Die Digitalisierung bietet für Menschen mit Behinderung viele Möglichkeiten der Kommunikation und Teilhabe. Haben Menschen mit Behinderung keinen Zugang zur digitalen Welt, laufen sie Gefahr, vom gesellschaftlichen Leben ausgeschlossen zu werden.
Der Hinweis im Koalitionsvertrag, Wege hin zu einer besseren digitalen Teilhabe für alle z.B. durch Barrierefreiheit zu prüfen, ist viel zu wenig. Es braucht vielmehr eine Finanzierung sowohl von Hard- und Software als auch der erforderlichen Assistenz.
Die Bundesvereinigung Lebenshilfe fordert:
- Eine Pauschale zur Ausstattung mit der erforderlichen Hard- und Software sowie der Kosten für eine Internetverbindung, um Menschen mit Behinderung digitale Teilhabe zu ermöglichen.

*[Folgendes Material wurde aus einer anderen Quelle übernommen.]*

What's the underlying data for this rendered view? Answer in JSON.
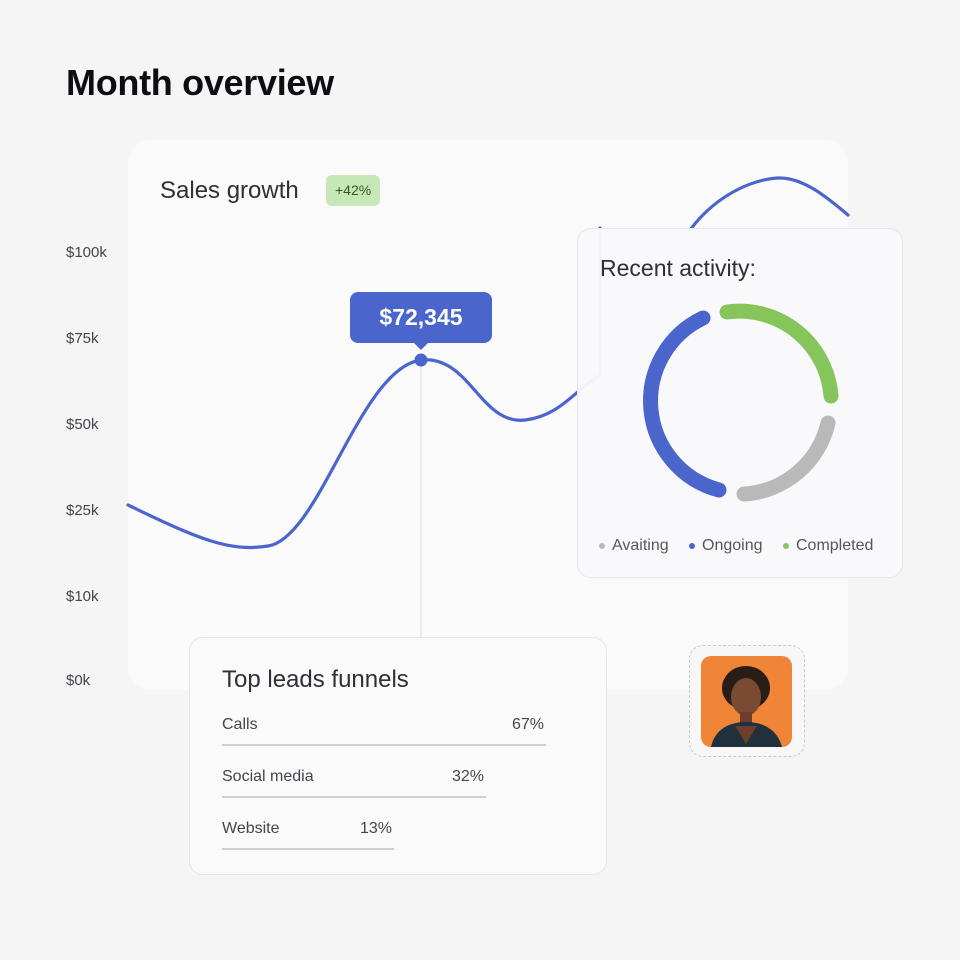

- Den Bedarf an Assistenz zur digitalen Teilhabe für Menschen insbesondere mit geistiger Beeinträchtigung anzuerkennen und im Rahmen der Eingliederungshilfe zu finanzieren.
Selbstvertreter*innen beteiligen – politische Teilhabe ist unverzichtbar

Bildung, Arbeit, Wohnen – seit ihrer Gründung vor über 60 Jahren setzt sich die Lebenshilfe dafür ein, dass Menschen mit sogenannter geistiger Behinderung in unserer Gesellschaft mehr teilhaben. Während damals vor allem Eltern und Fachleute stellvertretend für die Rechte der Menschen mit geistiger Behinderung gekämpft haben, treten heute die Menschen mit geistiger Behinderung selbst mehr und mehr als Selbstvertreter*innen für ihre Belange ein.
Die Bundesvereinigung Lebenshilfe fordert:
- Menschen mit geistiger Behinderung und ihre Verbände müssen an der Vorbereitung, Beratung und Evaluation von für sie relevanter Gesetzgebung beteiligt werden. Die Beteiligungsprozesse sind barrierefrei zu gestalten und sollten auch Formate für Selbstvertreter*innen mit sogenannter geistiger Behinderung umfassen.